For more information and examples go here: http://www.freewayblogger.com


Although I could rhapsodize forever about why more people need to do this, the chief advantages are these:

1)The numbers are staggering. Depending on where and how you place it, a sign that cost you a nickel to make can be seen by over 250,000 people per day.

2) Free Political Speech is not only your right, it's your patriotic duty. When the founding fathers gave us the right to free speech, they didn't do it just because it seemed like a neat idea at the time, they did it for a reason and at least part of that reason was to allow any of us to sound the f-ing alarm if we thought our country was going to hell. It is.
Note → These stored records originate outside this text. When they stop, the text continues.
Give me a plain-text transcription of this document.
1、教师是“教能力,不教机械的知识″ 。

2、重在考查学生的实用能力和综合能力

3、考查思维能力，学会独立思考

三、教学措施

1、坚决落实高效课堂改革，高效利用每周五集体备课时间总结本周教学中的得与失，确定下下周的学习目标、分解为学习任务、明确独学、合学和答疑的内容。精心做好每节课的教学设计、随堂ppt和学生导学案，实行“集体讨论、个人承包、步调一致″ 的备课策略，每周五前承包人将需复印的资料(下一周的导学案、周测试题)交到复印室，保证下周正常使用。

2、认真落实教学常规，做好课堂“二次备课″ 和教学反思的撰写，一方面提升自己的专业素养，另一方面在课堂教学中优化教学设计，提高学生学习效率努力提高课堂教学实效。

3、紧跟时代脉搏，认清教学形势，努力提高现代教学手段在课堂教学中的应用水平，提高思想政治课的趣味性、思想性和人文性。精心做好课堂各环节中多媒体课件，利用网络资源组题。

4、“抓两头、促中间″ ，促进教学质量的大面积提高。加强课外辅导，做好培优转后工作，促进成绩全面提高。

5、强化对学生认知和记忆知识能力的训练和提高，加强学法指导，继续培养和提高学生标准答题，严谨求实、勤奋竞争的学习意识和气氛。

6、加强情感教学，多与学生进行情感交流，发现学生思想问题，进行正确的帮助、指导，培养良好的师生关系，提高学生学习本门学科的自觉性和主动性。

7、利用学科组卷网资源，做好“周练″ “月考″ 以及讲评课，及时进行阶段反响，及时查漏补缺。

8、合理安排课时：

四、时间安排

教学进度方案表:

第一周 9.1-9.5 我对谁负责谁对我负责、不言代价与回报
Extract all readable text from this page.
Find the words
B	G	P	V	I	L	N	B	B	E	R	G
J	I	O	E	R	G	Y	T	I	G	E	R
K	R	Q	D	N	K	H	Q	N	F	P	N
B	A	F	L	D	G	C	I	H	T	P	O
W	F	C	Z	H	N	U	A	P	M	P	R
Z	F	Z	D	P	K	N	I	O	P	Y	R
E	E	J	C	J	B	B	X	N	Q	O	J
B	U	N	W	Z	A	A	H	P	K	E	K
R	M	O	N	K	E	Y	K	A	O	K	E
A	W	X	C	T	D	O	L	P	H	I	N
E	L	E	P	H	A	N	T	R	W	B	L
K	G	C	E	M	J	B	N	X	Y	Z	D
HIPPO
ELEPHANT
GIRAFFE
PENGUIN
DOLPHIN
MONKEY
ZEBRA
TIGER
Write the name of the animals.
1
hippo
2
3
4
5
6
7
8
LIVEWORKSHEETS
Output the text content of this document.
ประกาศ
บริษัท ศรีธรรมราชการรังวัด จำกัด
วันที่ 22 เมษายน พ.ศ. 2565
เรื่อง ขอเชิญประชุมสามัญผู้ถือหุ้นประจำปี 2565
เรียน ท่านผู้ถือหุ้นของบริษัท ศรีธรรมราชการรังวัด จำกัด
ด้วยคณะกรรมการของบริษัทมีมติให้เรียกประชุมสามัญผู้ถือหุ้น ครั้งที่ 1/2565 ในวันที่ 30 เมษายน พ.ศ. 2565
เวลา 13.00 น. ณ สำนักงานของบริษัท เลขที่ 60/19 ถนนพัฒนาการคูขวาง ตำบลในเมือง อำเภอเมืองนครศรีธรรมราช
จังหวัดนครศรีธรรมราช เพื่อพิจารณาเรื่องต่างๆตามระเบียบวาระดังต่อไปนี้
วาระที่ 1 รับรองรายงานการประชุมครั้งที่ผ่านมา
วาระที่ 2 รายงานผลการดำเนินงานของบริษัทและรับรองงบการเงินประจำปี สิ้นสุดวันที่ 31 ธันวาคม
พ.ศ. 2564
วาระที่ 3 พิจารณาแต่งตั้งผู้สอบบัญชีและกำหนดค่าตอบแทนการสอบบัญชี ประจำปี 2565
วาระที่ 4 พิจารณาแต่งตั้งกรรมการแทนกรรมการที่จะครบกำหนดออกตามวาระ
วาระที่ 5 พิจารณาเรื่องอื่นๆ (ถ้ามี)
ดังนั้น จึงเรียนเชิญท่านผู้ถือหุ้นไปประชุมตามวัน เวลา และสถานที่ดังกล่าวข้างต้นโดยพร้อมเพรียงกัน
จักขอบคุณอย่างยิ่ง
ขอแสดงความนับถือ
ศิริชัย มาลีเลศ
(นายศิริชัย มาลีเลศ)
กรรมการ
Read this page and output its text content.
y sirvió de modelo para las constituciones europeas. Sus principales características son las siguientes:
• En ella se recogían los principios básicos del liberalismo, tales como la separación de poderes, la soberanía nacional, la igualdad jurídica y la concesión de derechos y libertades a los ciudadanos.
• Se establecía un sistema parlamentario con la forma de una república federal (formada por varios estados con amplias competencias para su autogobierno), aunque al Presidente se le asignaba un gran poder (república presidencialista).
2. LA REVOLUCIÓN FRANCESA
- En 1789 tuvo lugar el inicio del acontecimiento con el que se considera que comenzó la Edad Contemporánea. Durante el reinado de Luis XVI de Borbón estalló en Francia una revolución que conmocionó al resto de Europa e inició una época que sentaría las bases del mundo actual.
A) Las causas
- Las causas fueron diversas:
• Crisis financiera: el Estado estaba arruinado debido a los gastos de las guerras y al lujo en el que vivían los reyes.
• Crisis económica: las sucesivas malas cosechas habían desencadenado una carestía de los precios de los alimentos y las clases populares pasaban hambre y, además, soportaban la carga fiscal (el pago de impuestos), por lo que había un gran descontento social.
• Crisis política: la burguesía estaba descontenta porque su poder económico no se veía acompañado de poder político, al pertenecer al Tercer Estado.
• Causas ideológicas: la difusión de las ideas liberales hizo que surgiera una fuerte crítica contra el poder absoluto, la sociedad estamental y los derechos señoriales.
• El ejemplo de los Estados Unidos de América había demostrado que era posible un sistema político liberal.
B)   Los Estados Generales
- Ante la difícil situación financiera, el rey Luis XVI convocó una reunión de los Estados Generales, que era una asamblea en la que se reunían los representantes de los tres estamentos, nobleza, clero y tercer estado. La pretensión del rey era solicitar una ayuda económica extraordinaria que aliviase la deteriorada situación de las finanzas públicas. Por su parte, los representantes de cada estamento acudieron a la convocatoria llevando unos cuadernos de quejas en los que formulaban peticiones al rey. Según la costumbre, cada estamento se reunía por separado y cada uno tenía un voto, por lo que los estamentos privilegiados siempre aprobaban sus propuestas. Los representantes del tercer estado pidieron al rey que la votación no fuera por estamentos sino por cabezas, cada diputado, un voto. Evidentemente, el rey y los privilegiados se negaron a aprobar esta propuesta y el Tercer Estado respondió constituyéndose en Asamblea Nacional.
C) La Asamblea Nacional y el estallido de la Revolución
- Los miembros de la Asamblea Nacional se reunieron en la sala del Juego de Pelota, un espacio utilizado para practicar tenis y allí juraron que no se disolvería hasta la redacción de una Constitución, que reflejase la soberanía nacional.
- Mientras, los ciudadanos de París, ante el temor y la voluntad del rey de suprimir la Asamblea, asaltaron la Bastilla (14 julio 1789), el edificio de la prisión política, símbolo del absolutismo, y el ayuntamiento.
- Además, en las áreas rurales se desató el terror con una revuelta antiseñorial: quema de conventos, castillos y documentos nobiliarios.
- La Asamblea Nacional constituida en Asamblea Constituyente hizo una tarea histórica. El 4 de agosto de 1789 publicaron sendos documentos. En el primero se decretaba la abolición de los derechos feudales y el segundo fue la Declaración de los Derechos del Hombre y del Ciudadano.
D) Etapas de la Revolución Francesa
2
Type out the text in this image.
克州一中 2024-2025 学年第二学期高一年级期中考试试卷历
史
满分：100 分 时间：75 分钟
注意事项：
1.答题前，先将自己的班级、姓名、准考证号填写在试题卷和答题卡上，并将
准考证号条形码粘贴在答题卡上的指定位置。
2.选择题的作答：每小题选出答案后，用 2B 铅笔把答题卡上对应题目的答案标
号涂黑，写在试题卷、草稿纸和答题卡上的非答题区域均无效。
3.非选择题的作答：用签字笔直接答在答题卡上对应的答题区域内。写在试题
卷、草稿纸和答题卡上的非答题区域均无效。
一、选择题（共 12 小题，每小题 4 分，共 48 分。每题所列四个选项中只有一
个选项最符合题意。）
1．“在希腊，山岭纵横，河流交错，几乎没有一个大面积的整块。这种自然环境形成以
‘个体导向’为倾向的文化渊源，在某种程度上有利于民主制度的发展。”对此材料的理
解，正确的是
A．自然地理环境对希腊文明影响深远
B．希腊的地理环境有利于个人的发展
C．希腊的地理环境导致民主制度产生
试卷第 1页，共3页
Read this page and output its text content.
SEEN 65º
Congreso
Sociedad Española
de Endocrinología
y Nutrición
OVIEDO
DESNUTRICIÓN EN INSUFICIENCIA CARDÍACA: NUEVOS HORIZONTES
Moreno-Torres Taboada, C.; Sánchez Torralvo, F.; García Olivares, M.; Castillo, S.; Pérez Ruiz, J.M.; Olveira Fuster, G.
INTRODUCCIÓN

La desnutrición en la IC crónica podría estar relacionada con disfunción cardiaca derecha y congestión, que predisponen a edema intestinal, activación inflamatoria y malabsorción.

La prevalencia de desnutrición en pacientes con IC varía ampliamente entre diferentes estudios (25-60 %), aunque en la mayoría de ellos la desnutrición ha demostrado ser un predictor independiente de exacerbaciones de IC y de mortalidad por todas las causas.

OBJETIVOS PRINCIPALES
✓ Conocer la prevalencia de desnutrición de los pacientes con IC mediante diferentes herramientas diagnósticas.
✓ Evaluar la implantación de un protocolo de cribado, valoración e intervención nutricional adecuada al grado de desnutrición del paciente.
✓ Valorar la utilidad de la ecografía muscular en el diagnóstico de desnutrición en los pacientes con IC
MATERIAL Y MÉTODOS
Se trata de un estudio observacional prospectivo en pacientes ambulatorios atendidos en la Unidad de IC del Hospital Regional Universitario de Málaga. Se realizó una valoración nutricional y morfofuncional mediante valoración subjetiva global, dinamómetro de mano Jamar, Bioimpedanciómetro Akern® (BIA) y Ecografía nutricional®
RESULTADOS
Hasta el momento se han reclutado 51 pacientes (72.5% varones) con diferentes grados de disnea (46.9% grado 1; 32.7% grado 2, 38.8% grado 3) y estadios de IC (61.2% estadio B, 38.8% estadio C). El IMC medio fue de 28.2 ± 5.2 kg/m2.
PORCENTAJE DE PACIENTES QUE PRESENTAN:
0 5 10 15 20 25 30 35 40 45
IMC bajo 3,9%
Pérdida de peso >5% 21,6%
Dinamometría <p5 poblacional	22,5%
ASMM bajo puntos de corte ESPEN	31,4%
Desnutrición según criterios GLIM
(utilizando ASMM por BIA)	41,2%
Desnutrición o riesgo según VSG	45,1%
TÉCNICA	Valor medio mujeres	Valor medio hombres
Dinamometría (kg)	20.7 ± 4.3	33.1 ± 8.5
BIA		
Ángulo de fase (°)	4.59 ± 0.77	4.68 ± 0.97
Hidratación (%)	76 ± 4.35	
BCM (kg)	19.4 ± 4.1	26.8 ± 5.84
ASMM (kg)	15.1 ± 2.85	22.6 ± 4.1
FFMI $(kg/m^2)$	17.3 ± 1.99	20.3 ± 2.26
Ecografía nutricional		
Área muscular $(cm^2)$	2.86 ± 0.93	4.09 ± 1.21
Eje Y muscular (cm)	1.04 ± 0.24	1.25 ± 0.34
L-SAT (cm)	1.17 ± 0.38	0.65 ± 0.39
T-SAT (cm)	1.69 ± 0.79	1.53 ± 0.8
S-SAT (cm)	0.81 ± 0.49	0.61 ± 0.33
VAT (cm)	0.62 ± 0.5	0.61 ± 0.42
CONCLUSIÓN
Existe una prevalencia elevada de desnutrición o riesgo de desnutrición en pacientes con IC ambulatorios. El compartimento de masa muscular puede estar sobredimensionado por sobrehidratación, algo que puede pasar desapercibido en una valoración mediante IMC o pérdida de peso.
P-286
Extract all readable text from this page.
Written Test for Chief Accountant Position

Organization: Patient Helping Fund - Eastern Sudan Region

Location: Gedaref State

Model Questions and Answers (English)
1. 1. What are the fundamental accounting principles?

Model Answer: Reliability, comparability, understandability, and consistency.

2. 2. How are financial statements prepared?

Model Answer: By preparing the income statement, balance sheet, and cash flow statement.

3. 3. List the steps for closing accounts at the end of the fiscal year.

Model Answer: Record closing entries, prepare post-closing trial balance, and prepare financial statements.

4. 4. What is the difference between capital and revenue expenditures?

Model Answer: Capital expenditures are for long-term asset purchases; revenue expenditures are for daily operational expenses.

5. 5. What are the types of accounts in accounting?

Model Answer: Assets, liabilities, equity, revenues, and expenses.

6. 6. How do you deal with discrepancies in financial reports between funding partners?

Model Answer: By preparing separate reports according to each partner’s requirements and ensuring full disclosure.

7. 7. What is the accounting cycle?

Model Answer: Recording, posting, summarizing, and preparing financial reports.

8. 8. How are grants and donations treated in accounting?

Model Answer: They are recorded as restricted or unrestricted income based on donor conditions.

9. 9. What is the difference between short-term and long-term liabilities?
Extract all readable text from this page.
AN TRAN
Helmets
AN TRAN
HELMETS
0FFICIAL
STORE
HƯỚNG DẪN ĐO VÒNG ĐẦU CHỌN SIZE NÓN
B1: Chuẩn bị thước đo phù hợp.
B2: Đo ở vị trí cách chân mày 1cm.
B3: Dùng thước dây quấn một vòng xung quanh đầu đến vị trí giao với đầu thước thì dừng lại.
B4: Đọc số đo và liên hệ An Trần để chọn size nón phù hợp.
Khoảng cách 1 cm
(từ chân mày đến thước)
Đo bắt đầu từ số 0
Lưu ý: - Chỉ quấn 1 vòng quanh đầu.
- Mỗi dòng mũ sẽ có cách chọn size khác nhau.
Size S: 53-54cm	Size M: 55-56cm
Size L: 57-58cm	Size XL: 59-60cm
3) It's a Hell of a Lot of Fun. Believe it. Pursued to its maximum effect, freewayblogging combines the arts and sciences of rhetoric, graphic design, engineering, psychology and guerrilla warfare. And it's perfectly legal. Sort of. We'll talk about that more later.


Six Water Heater Boxes and a Small Can of Paint...
The above took me about three hours of painting with foam brushes and an overhead projector. The signs were placed on freeways in between San Diego and San Francisco over Thanksgiving.


Everything You Need...
Pretty much everything you need to start painting and posting signs can be found right here: Cardboard, paint, brushes, duct-tape, hammer, nails, bungee cords, boxcutter and a bunny. You don't actually need the bunny, but they're fun to have around.

Don't restrict yourself to overpasses. Anything you can see while driving is a place you can post a sign and it'll be read. If you can see their windshields, they can see your sign. The harder it is to get to, the longer it'll stay up.

1 comment:

Tom Marshall said...

I do shop-dropping. Just as fun, and I can do it everywhere I go.